Петр Михайлович негромко разговаривал с Пашкой и, казалось, не замечал Соколова. За весь вечер Петр Михайлович вообще больше не обращался к старому товарищу. И Соколову стало не по себе.

Прошло несколько дней, Луговой все время думал об огромных и непонятных ему блоках, тех самых блоках, что без конца поступают в цех из других корпусов. Пашка как-то высказал предположение: «Это, по-моему, генераторы. А при них вроде приемники, но совсем новые, я таких не встречал». В другой раз Пашка дополнил: «Аппаратура, наверное, предназначена для подводных лодок». Но это были только предположения.

Соколов не вмешивался в разговоры Лугового с Пашкой. Правда, молчал Соколов не потому, что не хотел помочь своим товарищам разобраться в производстве. Производство было загадкой и для него.
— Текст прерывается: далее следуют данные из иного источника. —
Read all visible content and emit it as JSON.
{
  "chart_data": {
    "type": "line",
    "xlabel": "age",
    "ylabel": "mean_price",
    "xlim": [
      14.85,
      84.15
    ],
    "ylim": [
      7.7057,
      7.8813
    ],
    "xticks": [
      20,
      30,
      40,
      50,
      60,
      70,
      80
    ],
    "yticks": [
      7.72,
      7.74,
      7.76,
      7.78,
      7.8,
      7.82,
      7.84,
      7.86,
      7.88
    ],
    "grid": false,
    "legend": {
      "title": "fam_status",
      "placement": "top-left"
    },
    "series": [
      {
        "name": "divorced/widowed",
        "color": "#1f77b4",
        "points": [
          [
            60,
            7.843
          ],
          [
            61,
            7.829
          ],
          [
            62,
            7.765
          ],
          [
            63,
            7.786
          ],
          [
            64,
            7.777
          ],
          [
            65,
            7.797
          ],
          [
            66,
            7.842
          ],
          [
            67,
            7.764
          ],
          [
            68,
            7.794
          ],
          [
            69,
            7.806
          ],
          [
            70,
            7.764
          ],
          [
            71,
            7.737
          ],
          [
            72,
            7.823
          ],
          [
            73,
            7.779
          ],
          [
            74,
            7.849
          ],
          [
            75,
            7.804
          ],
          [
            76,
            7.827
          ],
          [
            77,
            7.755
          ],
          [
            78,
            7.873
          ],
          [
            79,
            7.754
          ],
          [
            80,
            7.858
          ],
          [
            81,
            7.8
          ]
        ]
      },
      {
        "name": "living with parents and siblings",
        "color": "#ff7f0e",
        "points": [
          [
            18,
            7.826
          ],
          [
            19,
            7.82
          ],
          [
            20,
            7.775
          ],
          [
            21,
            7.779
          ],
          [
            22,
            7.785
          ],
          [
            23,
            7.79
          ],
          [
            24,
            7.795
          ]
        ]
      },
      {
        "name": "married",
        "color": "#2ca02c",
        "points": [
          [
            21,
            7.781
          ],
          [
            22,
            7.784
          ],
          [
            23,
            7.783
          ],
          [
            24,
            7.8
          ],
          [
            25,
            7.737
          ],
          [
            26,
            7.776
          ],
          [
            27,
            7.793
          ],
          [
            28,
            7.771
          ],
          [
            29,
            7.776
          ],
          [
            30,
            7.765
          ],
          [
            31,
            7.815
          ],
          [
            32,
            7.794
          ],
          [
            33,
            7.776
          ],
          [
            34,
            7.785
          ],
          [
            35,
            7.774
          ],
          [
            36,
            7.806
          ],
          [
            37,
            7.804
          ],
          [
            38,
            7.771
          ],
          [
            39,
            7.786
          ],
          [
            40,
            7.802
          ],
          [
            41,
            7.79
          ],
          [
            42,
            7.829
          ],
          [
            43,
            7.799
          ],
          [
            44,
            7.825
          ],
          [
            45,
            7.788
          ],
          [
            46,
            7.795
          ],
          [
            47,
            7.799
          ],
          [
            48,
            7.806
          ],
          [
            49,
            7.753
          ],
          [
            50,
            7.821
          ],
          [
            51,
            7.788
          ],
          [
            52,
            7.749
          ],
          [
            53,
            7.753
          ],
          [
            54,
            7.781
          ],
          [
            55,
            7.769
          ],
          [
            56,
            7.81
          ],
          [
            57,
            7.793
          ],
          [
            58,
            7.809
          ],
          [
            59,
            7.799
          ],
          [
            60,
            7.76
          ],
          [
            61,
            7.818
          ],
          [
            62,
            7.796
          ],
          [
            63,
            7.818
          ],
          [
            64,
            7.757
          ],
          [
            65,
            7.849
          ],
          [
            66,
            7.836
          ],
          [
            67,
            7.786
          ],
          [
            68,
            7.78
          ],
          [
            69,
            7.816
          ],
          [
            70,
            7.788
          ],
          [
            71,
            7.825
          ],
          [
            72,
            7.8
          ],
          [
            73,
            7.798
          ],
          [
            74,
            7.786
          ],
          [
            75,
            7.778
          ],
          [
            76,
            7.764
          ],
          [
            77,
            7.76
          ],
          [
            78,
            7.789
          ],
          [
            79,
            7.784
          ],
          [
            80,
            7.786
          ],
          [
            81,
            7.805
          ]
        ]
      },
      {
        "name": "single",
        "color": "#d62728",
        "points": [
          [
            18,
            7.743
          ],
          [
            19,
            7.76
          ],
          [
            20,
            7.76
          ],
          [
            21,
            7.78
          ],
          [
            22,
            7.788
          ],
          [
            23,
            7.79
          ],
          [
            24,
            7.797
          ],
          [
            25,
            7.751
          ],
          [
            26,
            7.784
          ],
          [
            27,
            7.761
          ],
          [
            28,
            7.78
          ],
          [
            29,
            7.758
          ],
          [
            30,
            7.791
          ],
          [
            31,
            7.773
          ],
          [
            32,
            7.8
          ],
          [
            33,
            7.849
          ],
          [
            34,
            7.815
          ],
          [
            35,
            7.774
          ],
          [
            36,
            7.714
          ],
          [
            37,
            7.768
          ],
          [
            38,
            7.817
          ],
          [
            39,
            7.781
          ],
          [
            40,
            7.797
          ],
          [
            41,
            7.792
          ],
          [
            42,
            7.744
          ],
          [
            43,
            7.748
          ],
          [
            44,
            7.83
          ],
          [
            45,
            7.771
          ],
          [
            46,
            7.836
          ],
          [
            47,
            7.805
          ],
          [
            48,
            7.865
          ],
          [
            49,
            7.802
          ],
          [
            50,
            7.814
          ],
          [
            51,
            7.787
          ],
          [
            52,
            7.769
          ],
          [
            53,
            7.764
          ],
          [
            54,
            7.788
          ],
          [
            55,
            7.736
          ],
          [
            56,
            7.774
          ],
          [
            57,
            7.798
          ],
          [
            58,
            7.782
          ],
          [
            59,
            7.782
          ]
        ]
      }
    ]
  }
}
В то же время он полагал, что в тех условиях, в которых находится он сам и сотни таких же рабочих, излишнее любопытство может привести к неприятности.

Между тем Луговой все еще терялся в догадках, он думал… думал и все никак не мог ответить на вопрос: «Что же это за блоки? Для чего они предназначены?»

Однажды мастер послал Петра Михайловича отнести слесарный инструмент в другой конец цеха. Луговому впервые пришлось проходить мимо конвейера, на котором беспрерывным потоком двигалась аппаратура, приборы, Петр Михайлович шагнул ближе к широкой ленте. Но тут же раздался громкий окрик.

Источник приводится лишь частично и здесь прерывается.